Sakarya 2. Ağır Ceza Mahkemesi tarafından kabul edilen iddianamede, DEAŞ'ın silahlı eylem ve faaliyet yürütmekte zorlandığı ülkelerde dernek, kitapevleri, mescit ve çayevleri üzerinden örgüte organik bağı bulunan hücre yapılanmalarına temin ettiği elemanların ideolojik ve silahlı eğitimi için gerekli finansmanı sağlayabildiği, propaganda faaliyetlerini sürdürebildiği anlatıldı.
İddianamede, DEAŞ'ın sözde Marmara Bölgesi sorumlusu B.Ö'nün Sakarya'ya sanıklardan E.K'yi sözde "vali" olarak görevlendirdiği yönünde istihbari bilgilerin bulunduğu belirtilerek, E.K'ye ait Adapazarı ilçesindeki yasa dışı mescide gelen, burayla ilgilenen ve sorumluluk üstlenen şahısların tespiti amacıyla iletişimin denetlenmesi ve fiziki takip çalışmalarına başlanıldığı aktarıldı.
Sanıkların haftanın bir günü az sayıda kişiyle örgütsel toplantı gerçekleştirdiği ifade edilen iddianamede, yapılan aramalarda örgütsel dokümanlar ve toplama kararı bulunan kitap ele geçirildiği belirtildi.
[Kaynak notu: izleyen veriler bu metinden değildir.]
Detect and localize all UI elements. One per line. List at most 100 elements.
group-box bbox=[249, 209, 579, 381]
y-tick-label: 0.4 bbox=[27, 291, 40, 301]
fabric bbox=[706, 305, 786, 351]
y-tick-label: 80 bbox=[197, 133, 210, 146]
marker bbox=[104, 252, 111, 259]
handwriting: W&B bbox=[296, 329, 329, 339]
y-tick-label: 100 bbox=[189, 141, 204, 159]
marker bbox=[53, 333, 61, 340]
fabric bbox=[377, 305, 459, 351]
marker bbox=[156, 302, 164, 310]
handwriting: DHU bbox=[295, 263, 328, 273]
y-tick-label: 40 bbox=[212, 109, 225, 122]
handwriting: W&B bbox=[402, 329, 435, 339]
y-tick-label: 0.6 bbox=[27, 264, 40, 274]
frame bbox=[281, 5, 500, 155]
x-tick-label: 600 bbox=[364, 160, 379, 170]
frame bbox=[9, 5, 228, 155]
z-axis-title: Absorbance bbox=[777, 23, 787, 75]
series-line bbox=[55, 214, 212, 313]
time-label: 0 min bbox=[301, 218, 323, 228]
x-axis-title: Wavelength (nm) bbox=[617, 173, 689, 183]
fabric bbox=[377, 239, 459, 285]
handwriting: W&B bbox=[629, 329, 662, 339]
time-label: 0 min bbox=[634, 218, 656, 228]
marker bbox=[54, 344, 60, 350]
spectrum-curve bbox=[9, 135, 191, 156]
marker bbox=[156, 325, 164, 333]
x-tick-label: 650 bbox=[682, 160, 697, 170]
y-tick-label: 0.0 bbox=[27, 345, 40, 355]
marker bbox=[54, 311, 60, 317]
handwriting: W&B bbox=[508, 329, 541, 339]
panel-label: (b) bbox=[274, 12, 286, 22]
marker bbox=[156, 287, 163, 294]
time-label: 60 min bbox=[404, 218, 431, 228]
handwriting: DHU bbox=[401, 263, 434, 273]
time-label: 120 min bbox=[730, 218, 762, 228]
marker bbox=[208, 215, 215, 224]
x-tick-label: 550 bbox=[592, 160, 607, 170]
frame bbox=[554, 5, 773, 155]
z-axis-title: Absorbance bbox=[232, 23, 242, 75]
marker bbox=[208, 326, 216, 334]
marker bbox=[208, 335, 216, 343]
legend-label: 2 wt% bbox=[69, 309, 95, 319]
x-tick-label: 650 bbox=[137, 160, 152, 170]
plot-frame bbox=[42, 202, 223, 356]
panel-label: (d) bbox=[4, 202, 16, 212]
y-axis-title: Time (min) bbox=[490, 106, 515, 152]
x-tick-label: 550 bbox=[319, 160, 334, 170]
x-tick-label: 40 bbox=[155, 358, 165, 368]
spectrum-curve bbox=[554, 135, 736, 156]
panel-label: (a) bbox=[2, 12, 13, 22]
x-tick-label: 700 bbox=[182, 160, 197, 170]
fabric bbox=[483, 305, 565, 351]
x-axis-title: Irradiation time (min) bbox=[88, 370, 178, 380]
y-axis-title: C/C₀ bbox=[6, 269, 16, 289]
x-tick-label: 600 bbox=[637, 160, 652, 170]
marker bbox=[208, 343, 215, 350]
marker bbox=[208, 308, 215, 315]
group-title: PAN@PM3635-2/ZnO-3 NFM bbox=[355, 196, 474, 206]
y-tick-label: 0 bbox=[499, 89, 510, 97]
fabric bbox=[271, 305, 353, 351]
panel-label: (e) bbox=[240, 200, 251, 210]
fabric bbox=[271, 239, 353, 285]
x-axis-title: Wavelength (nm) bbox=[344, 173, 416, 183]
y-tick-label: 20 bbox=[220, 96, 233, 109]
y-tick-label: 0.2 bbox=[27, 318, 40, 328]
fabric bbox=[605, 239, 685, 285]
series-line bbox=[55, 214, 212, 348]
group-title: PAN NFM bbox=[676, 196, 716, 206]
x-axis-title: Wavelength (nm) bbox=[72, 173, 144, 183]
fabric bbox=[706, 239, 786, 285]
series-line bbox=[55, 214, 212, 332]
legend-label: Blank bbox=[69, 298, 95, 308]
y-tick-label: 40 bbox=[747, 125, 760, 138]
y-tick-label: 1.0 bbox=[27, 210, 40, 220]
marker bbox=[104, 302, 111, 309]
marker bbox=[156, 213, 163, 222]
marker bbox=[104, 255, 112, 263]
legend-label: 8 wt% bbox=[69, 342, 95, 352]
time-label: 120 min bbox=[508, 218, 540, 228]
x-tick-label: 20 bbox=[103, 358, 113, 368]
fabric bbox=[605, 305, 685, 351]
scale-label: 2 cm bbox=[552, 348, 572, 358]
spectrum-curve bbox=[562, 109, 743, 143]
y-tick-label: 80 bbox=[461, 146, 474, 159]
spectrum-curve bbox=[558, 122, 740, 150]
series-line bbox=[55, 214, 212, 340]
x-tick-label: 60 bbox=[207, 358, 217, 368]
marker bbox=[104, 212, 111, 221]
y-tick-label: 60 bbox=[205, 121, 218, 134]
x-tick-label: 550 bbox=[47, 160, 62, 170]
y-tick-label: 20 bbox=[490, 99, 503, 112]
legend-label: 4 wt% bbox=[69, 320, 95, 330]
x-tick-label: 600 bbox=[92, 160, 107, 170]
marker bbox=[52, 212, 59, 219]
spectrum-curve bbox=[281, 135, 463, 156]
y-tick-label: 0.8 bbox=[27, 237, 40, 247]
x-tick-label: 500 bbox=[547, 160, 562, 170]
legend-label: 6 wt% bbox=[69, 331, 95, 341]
İddianamede, sanıklardan Y.B'nin ikametinde yapılan aramada sırt çantası içerisinde DEAŞ mensupları tarafından kullanılan kıyafet, bıçak ve benzeri yaşam malzemeleriyle sanığın el yazısıyla yazılmış vasiyetnamenin ele geçirildiği aktarıldı.
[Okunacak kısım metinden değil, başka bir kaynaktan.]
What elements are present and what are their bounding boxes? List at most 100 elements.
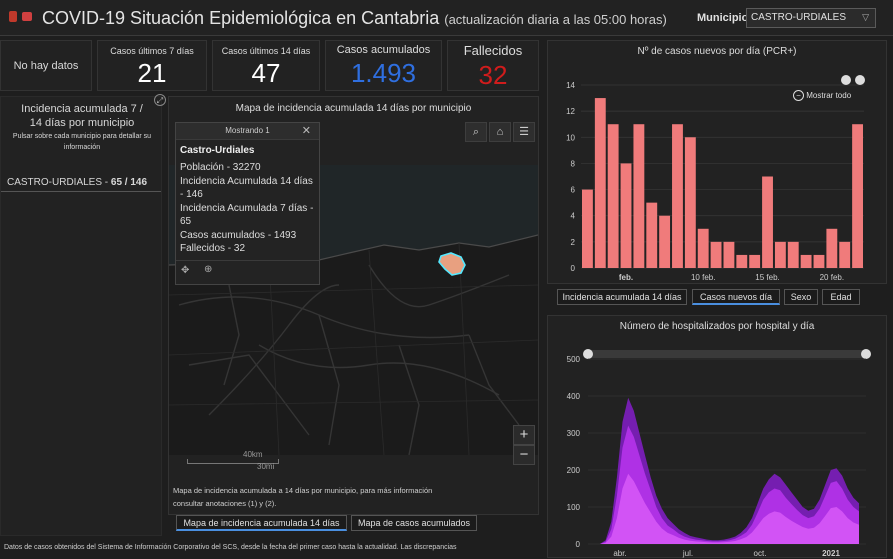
page-subtitle: (actualización diaria a las 05:00 horas): [444, 12, 667, 27]
kpi-cases-14-days: Casos últimos 14 días 47: [212, 40, 320, 91]
area-series: [600, 425, 859, 544]
bar: [762, 176, 773, 268]
x-tick-label: abr.: [613, 549, 626, 558]
scs-logo-icon: [22, 12, 32, 21]
app-header: COVID-19 Situación Epidemiológica en Can…: [0, 0, 893, 36]
range-slider-track: [588, 350, 866, 358]
bar: [582, 189, 593, 268]
tab-sex[interactable]: Sexo: [784, 289, 818, 305]
y-tick-label: 400: [567, 392, 581, 401]
feature-popup: Mostrando 1 ✕ Castro-Urdiales Población -…: [175, 122, 320, 285]
kpi-label: Casos últimos 14 días: [221, 46, 311, 56]
bar: [620, 163, 632, 268]
tab-cases-map[interactable]: Mapa de casos acumulados: [351, 515, 477, 531]
popup-title: Castro-Urdiales: [180, 145, 255, 156]
zoom-out-button[interactable]: −: [513, 445, 535, 465]
y-tick-label: 0: [576, 540, 581, 549]
kpi-value: 47: [251, 58, 281, 88]
map-caption: Mapa de incidencia acumulada a 14 días p…: [173, 486, 433, 508]
footer-note: Datos de casos obtenidos del Sistema de …: [4, 544, 457, 551]
range-handle-right: [855, 75, 865, 85]
area-series: [600, 473, 859, 544]
x-tick-label: 2021: [822, 549, 840, 558]
x-tick-label: 20 feb.: [820, 273, 844, 282]
road-network: [178, 264, 520, 455]
bar: [839, 241, 851, 268]
zoom-in-button[interactable]: +: [513, 425, 535, 445]
expand-icon[interactable]: ⤢: [154, 94, 166, 106]
bar: [749, 254, 761, 268]
x-tick-label: 15 feb.: [755, 273, 779, 282]
bar: [594, 98, 606, 268]
scale-bar: 40km 30mi: [187, 450, 279, 472]
y-tick-label: 300: [567, 429, 581, 438]
bar: [697, 228, 709, 268]
tab-incidence-map[interactable]: Mapa de incidencia acumulada 14 días: [176, 515, 347, 531]
kpi-label: Casos últimos 7 días: [110, 46, 194, 56]
no-data-card: No hay datos: [0, 40, 92, 91]
bar: [826, 228, 838, 268]
y-tick-label: 200: [567, 466, 581, 475]
tab-age[interactable]: Edad: [822, 289, 860, 305]
bar: [710, 241, 722, 268]
kpi-deaths: Fallecidos 32: [447, 40, 539, 91]
hosp-chart-title: Número de hospitalizados por hospital y …: [619, 321, 815, 332]
y-tick-label: 6: [571, 186, 576, 195]
search-icon[interactable]: ⌕: [465, 122, 487, 142]
x-tick-label: feb.: [619, 273, 633, 282]
bar: [659, 215, 671, 268]
zoom-out-icon: −: [793, 90, 804, 101]
chevron-down-icon: ▽: [862, 12, 869, 22]
y-tick-label: 10: [566, 133, 575, 142]
castro-urdiales-highlight: [438, 252, 466, 276]
tab-daily-cases[interactable]: Casos nuevos día: [692, 289, 780, 305]
popup-line-deaths: Fallecidos - 32: [180, 243, 246, 254]
y-tick-label: 14: [566, 81, 575, 90]
tab-incidence-14[interactable]: Incidencia acumulada 14 días: [557, 289, 687, 305]
incidence-map-panel: Mapa de incidencia acumulada 14 días por…: [168, 96, 539, 515]
bar: [800, 254, 812, 268]
x-tick-label: oct.: [754, 549, 767, 558]
bar: [646, 202, 658, 268]
move-icon[interactable]: ✥: [181, 265, 190, 276]
popup-line-accumulated: Casos acumulados - 1493: [180, 229, 297, 241]
daily-cases-panel: Nº de casos nuevos por día (PCR+) − Most…: [547, 40, 887, 284]
popup-count: Mostrando 1: [225, 126, 270, 135]
incidence-list-title: Incidencia acumulada 7 / 14 días por mun…: [21, 103, 143, 129]
home-icon[interactable]: ⌂: [489, 122, 511, 142]
scale-line: [187, 459, 279, 464]
bar: [774, 241, 786, 268]
list-item[interactable]: CASTRO-URDIALES - 65 / 146: [7, 177, 159, 188]
x-tick-label: 10 feb.: [691, 273, 715, 282]
bar: [607, 124, 619, 268]
municipio-incidence: 65 / 146: [110, 177, 148, 188]
list-icon[interactable]: ☰: [513, 122, 535, 142]
kpi-label: Casos acumulados: [336, 44, 431, 56]
kpi-label: Fallecidos: [463, 43, 523, 58]
popup-line-incidence-7: Incidencia Acumulada 7 días - 65: [180, 202, 314, 228]
minus-icon: −: [519, 446, 529, 463]
hospitalized-panel: Número de hospitalizados por hospital y …: [547, 315, 887, 558]
municipio-select[interactable]: CASTRO-URDIALES ▽: [746, 8, 876, 28]
bar: [813, 254, 825, 268]
incidence-list-panel: Incidencia acumulada 7 / 14 días por mun…: [0, 96, 162, 536]
show-all-label: Mostrar todo: [806, 91, 852, 100]
kpi-cases-7-days: Casos últimos 7 días 21: [97, 40, 207, 91]
hospitalized-chart: 0 100 200 300 400 500 abr. jul. oct. 2021: [567, 349, 871, 558]
kpi-value: 1.493: [350, 58, 417, 88]
popup-header: Mostrando 1 ✕: [176, 123, 319, 140]
municipio-label: Municipio: [697, 12, 749, 24]
popup-line-incidence-14: Incidencia Acumulada 14 días - 146: [180, 175, 313, 201]
kpi-value: 21: [137, 58, 167, 88]
plus-icon: +: [519, 426, 529, 443]
zoom-select-icon[interactable]: ⊕: [204, 264, 213, 275]
y-tick-label: 0: [571, 264, 576, 273]
x-tick-label: jul.: [682, 549, 693, 558]
map-title: Mapa de incidencia acumulada 14 días por…: [235, 103, 472, 114]
close-icon[interactable]: ✕: [301, 125, 311, 137]
no-data-text: No hay datos: [13, 60, 79, 72]
bar: [723, 241, 735, 268]
show-all-button[interactable]: − Mostrar todo: [793, 90, 851, 101]
bar: [787, 241, 799, 268]
y-tick-label: 8: [571, 159, 576, 168]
Y.B'nin "Telegram" programı üzerinden DEAŞ'ın sözde Şam istihbarat birimine öz geçmişini gönderdiği ve örgüt içerisinde aktif faaliyette bulunmak istediğine yönelik mesaj içeriklerine ulaşıldığı belirtilen iddianamede, "Söz konusu mesaj içeriğinde şüphelinin, 'Zekeriya Eltürki' kod ismini kullanarak kendisini tanıttığı ve DEAŞ'ta ne şekilde görev alabileceğine yönelik kişisel özelliklerinden ve sağlık durumundan bahsettiği anlaşılmıştır." ifadesi kullanıldı.
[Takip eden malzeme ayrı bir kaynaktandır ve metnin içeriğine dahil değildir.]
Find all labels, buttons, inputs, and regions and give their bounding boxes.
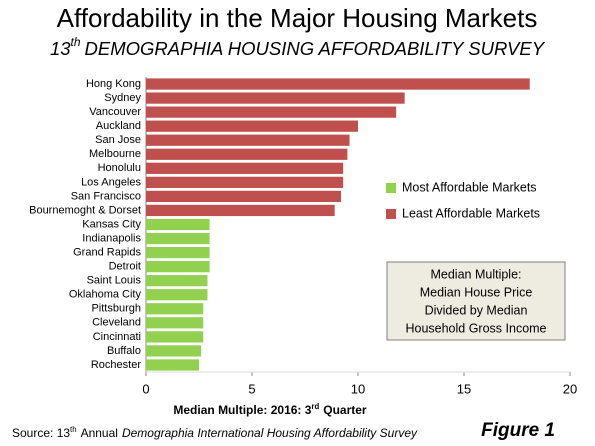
chart-subtitle: 13th DEMOGRAPHIA HOUSING AFFORDABILITY SU… xyxy=(50,35,546,59)
note-line: Divided by Median xyxy=(425,303,528,317)
bar xyxy=(146,120,358,132)
y-tick-label: Vancouver xyxy=(89,106,141,118)
y-tick-label: Pittsburgh xyxy=(91,303,141,315)
y-tick-label: Indianapolis xyxy=(82,232,141,244)
bar xyxy=(146,261,210,273)
bar xyxy=(146,232,210,245)
bar xyxy=(146,317,204,329)
y-tick-label: Rochester xyxy=(91,359,141,371)
bar xyxy=(146,190,342,203)
bar xyxy=(146,359,199,371)
bar xyxy=(146,331,204,343)
y-tick-label: Detroit xyxy=(109,261,141,273)
y-tick-label: Buffalo xyxy=(107,345,141,357)
y-tick-label: Grand Rapids xyxy=(73,247,141,259)
bar xyxy=(146,106,397,118)
text-part: DEMOGRAPHIA HOUSING AFFORDABILITY SURVEY xyxy=(85,38,546,59)
superscript: th xyxy=(71,35,81,49)
y-tick-label: Kansas City xyxy=(82,218,141,230)
figure-label: Figure 1 xyxy=(481,420,555,441)
bar xyxy=(146,246,210,259)
legend-swatch xyxy=(386,183,396,193)
chart-title: Affordability in the Major Housing Marke… xyxy=(57,3,538,33)
bar xyxy=(146,345,202,357)
bar xyxy=(146,204,335,217)
x-tick-label: 15 xyxy=(457,381,471,396)
legend-swatch xyxy=(386,209,396,219)
x-tick-label: 10 xyxy=(351,381,365,396)
note-box xyxy=(386,261,566,341)
note-line: Median Multiple: xyxy=(430,267,521,281)
text-part: Median Multiple: 2016: 3 xyxy=(173,403,311,417)
bar xyxy=(146,92,405,104)
bar xyxy=(146,275,208,287)
bar xyxy=(146,176,344,188)
superscript: th xyxy=(70,425,77,434)
y-tick-label: Bournemoght & Dorset xyxy=(29,204,141,216)
x-axis-label: Median Multiple: 2016: 3rd Quarter xyxy=(173,402,367,418)
y-tick-label: San Jose xyxy=(95,134,141,146)
x-tick-label: 20 xyxy=(563,381,577,396)
text-part: Annual xyxy=(81,426,118,440)
legend-label: Least Affordable Markets xyxy=(402,206,540,220)
y-tick-label: San Francisco xyxy=(71,190,141,202)
bar xyxy=(146,218,210,231)
text-part: Source: 13 xyxy=(12,426,70,440)
superscript: rd xyxy=(311,402,319,411)
bar xyxy=(146,78,530,90)
text-part: Demographia International Housing Afford… xyxy=(122,426,418,440)
text-part: 13 xyxy=(50,38,71,59)
bar xyxy=(146,134,350,146)
y-tick-label: Sydney xyxy=(104,92,141,104)
legend-box xyxy=(380,175,566,227)
y-tick-label: Oklahoma City xyxy=(69,289,142,301)
text-part: Quarter xyxy=(323,403,367,417)
y-tick-label: Cleveland xyxy=(92,317,141,329)
y-tick-label: Hong Kong xyxy=(86,78,141,90)
note-line: Household Gross Income xyxy=(405,321,546,335)
bar xyxy=(146,162,344,174)
y-tick-label: Cincinnati xyxy=(93,331,141,343)
y-tick-label: Saint Louis xyxy=(87,275,142,287)
y-tick-label: Auckland xyxy=(96,120,141,132)
source: Source: 13th Annual Demographia Internatio… xyxy=(12,425,418,441)
bar xyxy=(146,148,348,160)
y-tick-label: Melbourne xyxy=(89,148,141,160)
y-tick-label: Los Angeles xyxy=(81,176,141,188)
note-line: Median House Price xyxy=(420,285,533,299)
bar xyxy=(146,303,204,315)
x-tick-label: 5 xyxy=(248,381,255,396)
legend-label: Most Affordable Markets xyxy=(402,180,537,194)
x-tick-label: 0 xyxy=(142,381,149,396)
bar xyxy=(146,289,208,301)
y-tick-label: Honolulu xyxy=(98,162,141,174)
DEAŞ İÇİN AYLIK 15 DOLAR İSTENMİŞ
Sanıklardan A.K, T.K. ve D.Ö'nün 2 Şubat 2024'te sözde mescit içerisinde aralarında yaptıkları konuşmalara yer verilen iddianamede, "Aralarında kendini yakacak kimsenin olmadığı, 2 terörist olsa yapacaklarını açıktan yapacakları, kendi içlerinden birinin çıkması gerektiği, Adapazarı'nın örgütsel eyleme uygun bir yer olduğu yönünde görüşmeler yaptıkları tespit edilmiştir. Bahse konu konuşmanın 28 Ocak 2024'te İstanbul Santa Maria Kilisesi'ne yönelik DEAŞ tarafından üstlenilen saldırının hemen akabinde yapılmış olması sebebiyle sözde mescitle iltisaklı şahısların da eylem hazırlığında oldukları anlaşılmıştır." değerlendirmesinde bulunuldu.
Sözde mescitte yapılan örgütsel toplantılarda gizliliğe önem verildiği belirtilen iddianamede, faaliyetlerin hiç kimseye söylenmemesi, telefon görüşmelerinde örgütsel toplantılardan "seminer, halı saha maçı, düğün yemeği" gibi isimlerle bahsedilmesi gerektiği yönünde konuşmaların yapıldığı ifade edildi.
ÖRGÜT İÇİNDE ÖLENLERİN YAKINLARINA MADDİ DESTEK
Sanıkların DEAŞ içerisinde faaliyet gösterirken ölenlerin yakınlarını sözde "değer ailesi" olarak tabir ettikleri, bu kişilerin ailelerine maddi yardım sağlama amaçlı görüşmelerde bulundukları kaydedilen iddianamede, şu bilgilere yer verildi:
"Mescit içerisinde sorumluluk alarak para toplayan ve sohbet veren şahısların mescide katılanlardan aylık 15 dolar para talep ettikleri, bu paraların 'havala' yöntemiyle yurt dışında DEAŞ'a finans sağlamak amacıyla talep edildiğine yönelik konuşmaların tespit edildiği anlaşılmıştır."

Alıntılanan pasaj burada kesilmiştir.